The president initially indicated that he would cooperate with the Judiciary Committee, but White House Press Secretary Sarah Sanders just hours later called the probe "a disgraceful and abusive investigation into tired, false allegations."

Despite that pointed criticism, ABC News has learned from sources familiar with the matter that the White House does plan to reply to some requests, though they only intend to respond to those they deem "legitimate."

It's unclear what that would mean.

In Thursday's letter, White House counsel Cipollone said he is "unaware of any precedent supporting such sweeping requests."

House Democrats have compiled a list - obtained by ABC News - that indicates that the Trump Administration, writ large, has either refused to respond to or slow-walked, more than 30 inquiries for documents and interviews by 15 committees.

This week, Chairman Nadler also ratcheted up the pressure on the president to assert executive privilege. The panel is interested in conversations Trump may have had about his former attorney Michael Cohen with his then-acting Attorney General Matt Whitaker who left his post last month after the confirmation of William Barr.

According to Nadler - in a letter to the head of the Office of Legal Counsel at the Justice Department - Whitaker, in a follow-up interview with the Judiciary Committee after a public hearing in February, refused to answer questions "on the basis that the President may one day want to invoke executive privilege to prevent the content of these communications from becoming public."

"The executive branch has an obligation to respond to congressional oversight, especially where a committee has articulated its particular need for access to the information," said John Bies who worked in the Justice Department's Office of Legal Counsel and is now chief counsel at American Oversight. "Certainly this letter ratchets up the pressure on the White House either to permit Whitaker to answer the questions or to actually invoke executive privilege."
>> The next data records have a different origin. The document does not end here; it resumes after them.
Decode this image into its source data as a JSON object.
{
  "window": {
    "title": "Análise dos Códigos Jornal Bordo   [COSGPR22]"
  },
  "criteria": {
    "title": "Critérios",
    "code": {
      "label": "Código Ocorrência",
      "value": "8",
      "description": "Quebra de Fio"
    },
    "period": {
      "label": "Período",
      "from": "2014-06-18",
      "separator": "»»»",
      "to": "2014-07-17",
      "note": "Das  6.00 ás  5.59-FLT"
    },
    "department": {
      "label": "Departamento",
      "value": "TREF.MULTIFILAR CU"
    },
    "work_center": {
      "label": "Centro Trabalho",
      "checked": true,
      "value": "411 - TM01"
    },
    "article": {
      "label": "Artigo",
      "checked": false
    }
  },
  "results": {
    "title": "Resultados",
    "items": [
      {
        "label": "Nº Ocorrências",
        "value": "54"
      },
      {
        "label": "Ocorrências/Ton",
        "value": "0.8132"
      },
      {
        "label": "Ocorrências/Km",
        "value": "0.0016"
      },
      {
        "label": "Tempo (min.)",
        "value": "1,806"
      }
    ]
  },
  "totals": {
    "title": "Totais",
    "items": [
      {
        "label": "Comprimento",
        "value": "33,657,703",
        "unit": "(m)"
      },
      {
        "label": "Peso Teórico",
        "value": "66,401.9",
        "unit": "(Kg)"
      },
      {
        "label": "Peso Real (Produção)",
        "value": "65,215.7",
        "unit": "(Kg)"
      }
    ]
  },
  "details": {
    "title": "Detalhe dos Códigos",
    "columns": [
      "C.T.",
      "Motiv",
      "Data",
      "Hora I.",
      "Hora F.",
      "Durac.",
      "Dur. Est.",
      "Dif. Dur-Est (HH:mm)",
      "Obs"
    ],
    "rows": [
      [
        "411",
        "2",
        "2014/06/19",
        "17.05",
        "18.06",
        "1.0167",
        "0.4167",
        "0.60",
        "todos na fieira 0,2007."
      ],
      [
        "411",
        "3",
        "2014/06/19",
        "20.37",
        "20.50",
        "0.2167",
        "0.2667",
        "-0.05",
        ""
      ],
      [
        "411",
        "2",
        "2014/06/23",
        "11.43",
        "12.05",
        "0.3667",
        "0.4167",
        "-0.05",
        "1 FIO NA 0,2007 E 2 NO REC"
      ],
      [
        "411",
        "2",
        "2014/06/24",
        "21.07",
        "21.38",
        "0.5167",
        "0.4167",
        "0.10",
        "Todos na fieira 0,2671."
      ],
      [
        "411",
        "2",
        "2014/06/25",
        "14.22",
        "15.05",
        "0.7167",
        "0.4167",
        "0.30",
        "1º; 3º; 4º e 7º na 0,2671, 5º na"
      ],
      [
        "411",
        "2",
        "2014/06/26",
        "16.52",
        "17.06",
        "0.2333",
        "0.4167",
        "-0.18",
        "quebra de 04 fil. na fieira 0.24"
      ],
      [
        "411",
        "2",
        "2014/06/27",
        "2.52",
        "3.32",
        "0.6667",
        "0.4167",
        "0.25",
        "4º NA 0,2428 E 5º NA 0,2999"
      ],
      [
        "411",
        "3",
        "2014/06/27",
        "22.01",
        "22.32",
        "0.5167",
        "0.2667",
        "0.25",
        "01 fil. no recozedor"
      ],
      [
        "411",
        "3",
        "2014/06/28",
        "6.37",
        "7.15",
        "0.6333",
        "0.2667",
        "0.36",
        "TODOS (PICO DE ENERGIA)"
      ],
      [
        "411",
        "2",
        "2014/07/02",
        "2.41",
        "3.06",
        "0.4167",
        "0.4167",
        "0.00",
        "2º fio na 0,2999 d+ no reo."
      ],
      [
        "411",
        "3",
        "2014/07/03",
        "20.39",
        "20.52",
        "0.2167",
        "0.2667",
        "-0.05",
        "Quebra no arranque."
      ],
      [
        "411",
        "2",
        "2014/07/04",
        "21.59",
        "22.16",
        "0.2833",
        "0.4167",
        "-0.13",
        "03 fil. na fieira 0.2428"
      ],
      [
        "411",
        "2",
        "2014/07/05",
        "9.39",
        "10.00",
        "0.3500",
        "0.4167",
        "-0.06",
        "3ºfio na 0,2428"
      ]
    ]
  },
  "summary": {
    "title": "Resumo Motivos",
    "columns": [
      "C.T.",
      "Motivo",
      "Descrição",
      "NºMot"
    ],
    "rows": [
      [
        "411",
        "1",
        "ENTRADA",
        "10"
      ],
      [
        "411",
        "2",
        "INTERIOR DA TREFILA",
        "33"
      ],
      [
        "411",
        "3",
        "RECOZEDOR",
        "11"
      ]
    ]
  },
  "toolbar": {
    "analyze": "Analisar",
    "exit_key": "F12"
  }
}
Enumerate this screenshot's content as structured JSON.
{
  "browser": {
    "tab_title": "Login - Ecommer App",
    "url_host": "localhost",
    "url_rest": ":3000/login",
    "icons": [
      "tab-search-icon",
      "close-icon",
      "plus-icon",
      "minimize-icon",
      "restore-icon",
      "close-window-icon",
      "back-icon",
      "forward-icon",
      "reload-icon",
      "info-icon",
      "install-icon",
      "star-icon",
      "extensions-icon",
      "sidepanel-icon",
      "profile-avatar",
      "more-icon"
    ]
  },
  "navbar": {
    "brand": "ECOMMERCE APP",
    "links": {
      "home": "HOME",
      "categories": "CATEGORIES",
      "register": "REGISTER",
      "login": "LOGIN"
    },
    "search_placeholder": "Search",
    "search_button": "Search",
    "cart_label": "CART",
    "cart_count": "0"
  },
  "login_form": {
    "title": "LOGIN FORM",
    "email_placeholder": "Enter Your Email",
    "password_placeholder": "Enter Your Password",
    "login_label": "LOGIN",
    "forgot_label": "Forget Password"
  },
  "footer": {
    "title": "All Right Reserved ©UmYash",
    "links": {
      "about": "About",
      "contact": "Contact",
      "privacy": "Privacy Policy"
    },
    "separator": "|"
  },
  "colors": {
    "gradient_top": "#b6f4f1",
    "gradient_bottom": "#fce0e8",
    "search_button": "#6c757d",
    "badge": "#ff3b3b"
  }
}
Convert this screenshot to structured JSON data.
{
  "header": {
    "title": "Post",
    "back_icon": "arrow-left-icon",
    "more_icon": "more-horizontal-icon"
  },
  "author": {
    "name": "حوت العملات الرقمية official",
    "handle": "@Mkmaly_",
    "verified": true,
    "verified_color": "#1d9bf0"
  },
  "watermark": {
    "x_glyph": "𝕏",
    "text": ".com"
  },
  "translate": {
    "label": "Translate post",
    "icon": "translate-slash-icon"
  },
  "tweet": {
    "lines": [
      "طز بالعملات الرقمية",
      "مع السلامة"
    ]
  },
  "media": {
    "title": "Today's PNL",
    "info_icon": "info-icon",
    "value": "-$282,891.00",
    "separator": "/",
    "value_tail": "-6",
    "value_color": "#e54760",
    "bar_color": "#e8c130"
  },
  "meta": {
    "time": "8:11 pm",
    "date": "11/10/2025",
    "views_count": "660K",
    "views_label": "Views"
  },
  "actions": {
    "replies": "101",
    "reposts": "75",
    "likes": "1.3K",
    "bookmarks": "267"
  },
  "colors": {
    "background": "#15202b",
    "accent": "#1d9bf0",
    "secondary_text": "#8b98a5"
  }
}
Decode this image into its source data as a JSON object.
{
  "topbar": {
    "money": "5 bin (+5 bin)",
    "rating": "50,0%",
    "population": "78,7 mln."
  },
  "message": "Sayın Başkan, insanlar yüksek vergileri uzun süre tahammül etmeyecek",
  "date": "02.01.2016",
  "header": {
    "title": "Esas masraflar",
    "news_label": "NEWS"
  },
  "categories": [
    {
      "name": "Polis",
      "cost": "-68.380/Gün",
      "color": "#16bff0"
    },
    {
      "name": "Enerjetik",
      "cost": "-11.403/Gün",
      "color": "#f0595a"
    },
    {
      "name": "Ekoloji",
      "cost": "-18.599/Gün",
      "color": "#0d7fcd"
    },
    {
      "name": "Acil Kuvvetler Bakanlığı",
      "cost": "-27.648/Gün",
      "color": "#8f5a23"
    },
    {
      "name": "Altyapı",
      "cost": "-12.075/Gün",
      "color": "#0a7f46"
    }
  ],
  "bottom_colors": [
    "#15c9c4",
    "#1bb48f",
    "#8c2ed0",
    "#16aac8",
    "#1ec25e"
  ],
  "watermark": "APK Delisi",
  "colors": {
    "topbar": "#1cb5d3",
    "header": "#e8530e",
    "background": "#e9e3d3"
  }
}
"A "my way or the highway" approach to oversight is fundamentally inconsistent with the notion that ours is a government of checks and balances, and that each branch is obligated to try in good faith to accommodate the legitimate interests of the other," Bies added.

Both chairmen, Nadler and Cummings, made clear this week that they intend to issue subpoenas for the documents they are seeking. Last year Republicans on the House Intelligence Committee blocked a move by Democrats to subpoena the State Department translator in the room during Trump and Putin's private meeting in Helsinki.

ABC News' Katherine Faulders contributed to this report.